Report of a Tour through the Bengal Provinces/Tuisámá

TUISÁMÁ.

At Tuisámá, not far off, is a small temple, which, judging from the architrave lying on the ground, was Saivic, Ganeça being sculptured on it. There are carved and moulded stones also lying about, but as the temple now partially standing is quite plain, I can only suppose the carved stone to have belonged to an older temple, now no longer existing; the fragments of moulding are bold, and there are also fragments of attached corner amalakas lying about, which show that once a richly-ornamented temple stood here; the temple resembles the small ones at Telkupi.

There are traces in the vicinity of two temples, one large and Saivic, and one small, and the ornamented stones noticed above probably belonged to it.

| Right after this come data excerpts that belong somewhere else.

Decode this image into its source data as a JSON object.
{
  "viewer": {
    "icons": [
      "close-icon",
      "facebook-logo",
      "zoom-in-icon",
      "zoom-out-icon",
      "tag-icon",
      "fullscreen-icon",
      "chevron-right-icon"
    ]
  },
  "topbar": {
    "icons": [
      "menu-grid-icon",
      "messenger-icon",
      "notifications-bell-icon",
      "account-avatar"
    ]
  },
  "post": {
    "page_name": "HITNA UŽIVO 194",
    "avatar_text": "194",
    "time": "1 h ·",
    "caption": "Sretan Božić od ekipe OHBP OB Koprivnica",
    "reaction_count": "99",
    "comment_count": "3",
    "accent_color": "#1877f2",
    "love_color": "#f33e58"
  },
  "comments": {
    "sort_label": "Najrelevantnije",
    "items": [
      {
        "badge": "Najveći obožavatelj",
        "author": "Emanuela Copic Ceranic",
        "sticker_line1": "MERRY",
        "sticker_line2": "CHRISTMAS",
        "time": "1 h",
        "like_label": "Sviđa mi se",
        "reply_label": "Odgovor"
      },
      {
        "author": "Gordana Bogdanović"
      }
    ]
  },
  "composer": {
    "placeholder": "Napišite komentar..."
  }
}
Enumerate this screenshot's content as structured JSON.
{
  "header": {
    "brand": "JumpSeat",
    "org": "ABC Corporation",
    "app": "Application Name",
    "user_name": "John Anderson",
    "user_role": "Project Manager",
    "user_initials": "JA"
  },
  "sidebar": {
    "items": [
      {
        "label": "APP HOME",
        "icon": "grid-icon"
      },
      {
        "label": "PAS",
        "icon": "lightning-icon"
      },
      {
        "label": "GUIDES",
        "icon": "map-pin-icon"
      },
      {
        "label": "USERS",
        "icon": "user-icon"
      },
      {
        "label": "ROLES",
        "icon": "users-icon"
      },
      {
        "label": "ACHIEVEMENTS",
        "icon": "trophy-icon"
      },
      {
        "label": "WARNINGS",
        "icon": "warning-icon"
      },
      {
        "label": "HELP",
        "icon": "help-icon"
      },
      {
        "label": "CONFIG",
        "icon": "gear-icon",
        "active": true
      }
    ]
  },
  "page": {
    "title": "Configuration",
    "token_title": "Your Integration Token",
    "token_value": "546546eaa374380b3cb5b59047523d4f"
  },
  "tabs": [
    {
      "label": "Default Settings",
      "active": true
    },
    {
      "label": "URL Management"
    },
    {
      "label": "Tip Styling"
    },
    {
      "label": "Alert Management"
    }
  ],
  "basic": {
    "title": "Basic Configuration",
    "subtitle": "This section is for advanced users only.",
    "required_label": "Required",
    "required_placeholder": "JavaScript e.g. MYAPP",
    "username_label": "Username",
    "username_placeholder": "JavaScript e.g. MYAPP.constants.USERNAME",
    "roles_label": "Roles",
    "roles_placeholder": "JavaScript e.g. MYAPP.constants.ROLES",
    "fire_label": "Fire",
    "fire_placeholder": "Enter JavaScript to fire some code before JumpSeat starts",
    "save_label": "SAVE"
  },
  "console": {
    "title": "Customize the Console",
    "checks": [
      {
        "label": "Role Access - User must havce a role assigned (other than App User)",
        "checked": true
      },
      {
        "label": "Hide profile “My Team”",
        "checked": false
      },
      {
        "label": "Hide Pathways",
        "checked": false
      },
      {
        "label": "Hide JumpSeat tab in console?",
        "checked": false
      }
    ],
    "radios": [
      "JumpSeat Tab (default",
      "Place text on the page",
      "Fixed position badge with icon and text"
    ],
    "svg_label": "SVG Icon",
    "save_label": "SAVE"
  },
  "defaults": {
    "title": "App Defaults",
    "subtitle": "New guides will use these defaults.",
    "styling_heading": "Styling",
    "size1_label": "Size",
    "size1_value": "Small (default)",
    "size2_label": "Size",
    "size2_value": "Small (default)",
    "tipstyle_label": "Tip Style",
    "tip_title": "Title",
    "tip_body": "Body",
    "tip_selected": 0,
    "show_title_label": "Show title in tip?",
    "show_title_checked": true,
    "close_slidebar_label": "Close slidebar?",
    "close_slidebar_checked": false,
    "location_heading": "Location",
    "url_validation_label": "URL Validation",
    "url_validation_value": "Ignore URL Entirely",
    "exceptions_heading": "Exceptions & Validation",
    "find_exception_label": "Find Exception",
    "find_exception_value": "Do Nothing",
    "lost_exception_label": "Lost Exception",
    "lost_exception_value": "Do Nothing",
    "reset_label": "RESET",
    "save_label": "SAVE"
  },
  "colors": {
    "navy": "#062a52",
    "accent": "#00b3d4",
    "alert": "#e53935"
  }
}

Quarter of a mile to the north-west of this and of the village is a large temple, with mahamandapa and the usual complement of chambers complete; the mouldings and ornamentation are both shallow and few; the temple is now a mass of ruin; near it are numerous votive chaityas, which leads me to infer that the temple was either Jain or Buddhist.

At the east end of the village are two temples, one curiously enveloped in the roots of a bar tree; a few fragments of mouldings lying about show very bold outlines, but the greater portion of the mouldings are shallow; all these temples appear to have been built of the materials of older ones, and, from their shallow ornamentation, I ascribe them to the period of Mân Singh, Akbar’s Viceroy.